The Mudcat Café TM
Thread #135626   Message #3094640
Posted By: Artful Codger
13-Feb-11 - 05:57 PM
Thread Name: Tech: Non-ASCII character display problems
Subject: RE: Tech: Non-ASCII character display problems
Ahem, Mudcat should escape all chars above 127, i.e. all chars not in the ASCII (7-bit) set. (If you're going to quibble, quibble about something of import.)

Note that with a UTF-8 file encoding specified for the web page, Mudcat would likely receive the input as UTF-8 multi-byte sequences rather than as straight Unicode values or character references (as I suspect happens now), so for pages lacking a UTF-8 header (like all the pages we have as of this writing), Mudcat would first have to unencode to 16-bit Unicode codepoints before generating character references. Scripting languages provide conversion filters that can easily be attached to streams to handle such encoding conversions (since 16-bit Unicode chars have become the internal lingua franca for most), so it's not a big task to implement; it just needs to be done. Of course, no conversion would be necessary to store new messages as UTF-8.

I'm assuming that Mudcat doesn't store threads as actual web pages, but rather constructs them on the fly from DB information. So maybe we should be talking about adding encoding attributes to the messages themselves. As I see it, you'd only need three attribute values: unknown 8-bit (ISO-8859-1 assumed, but iffy), UTF-8 and ASCII (wholly 7-bit, with or without character escapes). A sweep through the DB could type the existing messages either as ASCII or unknown (if they had any 8-bit chars), and a revised input system would ensure that new messages were always properly encoded either as ASCII or UTF-8. Mudcat might still have to create pages without a page encoding specified (if a thread contained a message with unknown encoding) so that viewers and moderators could change the view encoding—in this case, it would have to convert high-bit and multi-char UTF-8 stuff to references on the fly—and resolve the current input problems somehow.
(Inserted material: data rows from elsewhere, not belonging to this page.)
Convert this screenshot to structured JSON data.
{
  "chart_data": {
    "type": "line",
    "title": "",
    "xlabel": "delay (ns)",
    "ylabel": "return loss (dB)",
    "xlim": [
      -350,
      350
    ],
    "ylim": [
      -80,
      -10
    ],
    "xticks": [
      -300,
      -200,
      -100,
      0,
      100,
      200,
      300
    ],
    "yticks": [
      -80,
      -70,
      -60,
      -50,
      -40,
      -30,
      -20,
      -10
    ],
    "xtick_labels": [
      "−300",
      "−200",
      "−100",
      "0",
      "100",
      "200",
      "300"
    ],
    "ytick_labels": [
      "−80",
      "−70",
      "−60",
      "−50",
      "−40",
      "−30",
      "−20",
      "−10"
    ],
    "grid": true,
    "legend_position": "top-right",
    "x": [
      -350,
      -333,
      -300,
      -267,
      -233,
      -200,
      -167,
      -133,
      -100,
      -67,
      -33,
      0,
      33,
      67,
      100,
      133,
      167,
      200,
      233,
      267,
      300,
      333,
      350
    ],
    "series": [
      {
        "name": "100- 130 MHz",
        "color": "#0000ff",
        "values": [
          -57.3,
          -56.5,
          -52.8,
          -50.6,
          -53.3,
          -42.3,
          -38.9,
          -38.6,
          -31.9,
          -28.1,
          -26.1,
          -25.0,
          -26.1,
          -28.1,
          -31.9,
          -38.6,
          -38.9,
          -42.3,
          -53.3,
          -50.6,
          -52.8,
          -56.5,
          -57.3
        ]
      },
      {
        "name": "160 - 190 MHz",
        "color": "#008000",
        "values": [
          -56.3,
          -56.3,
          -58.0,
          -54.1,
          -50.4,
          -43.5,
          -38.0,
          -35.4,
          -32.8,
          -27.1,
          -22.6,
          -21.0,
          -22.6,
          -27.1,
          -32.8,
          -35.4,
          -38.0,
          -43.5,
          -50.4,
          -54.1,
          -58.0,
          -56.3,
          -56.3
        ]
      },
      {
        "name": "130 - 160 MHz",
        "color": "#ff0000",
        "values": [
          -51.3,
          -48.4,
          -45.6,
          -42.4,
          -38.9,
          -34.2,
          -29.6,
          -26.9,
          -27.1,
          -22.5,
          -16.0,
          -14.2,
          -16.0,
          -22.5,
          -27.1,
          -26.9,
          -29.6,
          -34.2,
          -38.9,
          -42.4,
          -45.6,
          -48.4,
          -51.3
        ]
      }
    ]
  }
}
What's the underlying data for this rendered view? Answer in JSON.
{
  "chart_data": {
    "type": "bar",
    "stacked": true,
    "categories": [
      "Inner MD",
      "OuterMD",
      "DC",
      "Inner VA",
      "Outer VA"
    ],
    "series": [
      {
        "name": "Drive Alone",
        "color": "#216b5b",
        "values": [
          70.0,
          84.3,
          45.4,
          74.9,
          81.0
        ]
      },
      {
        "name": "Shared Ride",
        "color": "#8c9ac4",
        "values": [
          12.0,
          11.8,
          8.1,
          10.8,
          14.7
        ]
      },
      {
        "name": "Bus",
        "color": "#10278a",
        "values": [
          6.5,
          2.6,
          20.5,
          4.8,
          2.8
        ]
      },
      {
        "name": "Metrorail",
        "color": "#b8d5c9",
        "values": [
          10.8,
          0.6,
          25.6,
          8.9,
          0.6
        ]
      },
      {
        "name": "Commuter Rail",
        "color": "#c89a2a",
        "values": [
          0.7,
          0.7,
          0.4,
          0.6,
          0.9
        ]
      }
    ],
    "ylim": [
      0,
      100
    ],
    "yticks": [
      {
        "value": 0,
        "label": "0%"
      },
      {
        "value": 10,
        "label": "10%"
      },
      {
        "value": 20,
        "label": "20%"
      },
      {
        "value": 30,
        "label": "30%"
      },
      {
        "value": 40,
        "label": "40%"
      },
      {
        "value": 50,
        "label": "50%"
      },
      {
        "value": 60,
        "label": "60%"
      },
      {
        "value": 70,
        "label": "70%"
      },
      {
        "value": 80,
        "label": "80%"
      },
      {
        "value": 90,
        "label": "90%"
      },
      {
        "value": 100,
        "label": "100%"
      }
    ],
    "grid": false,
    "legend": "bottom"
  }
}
Alternatively, since questionable messages would already be tagged, they could be displayed in a UTF-8 encoded page with ISO-8895-1 encoding emulated; a selector would let users select another emulation encoding--moderators and possibly the original posters (if registered) would be able to apply the selected encoding permanently (as a separate operation), converting the post to UTF-8 or ASCII-with-escapes, obviating the need to translate the message in the future. (The operation would not be reversible unless, instead of converting to UTF-8/ASCII, the selected encoding was stored as the encoding type. This might be allowed for a provisional period of time until a later sweep made permanent conversions.)

Even better, make the web pages UTF-16 and decode all the source material. This would be more efficient for both the browser and the Mudcat input processing to handle. Messages could still be stored as UTF-8 or escaped ASCII to reduce the storage space needed. And there would be no need to spawn a separate page for input (though that still sounds like a nice option).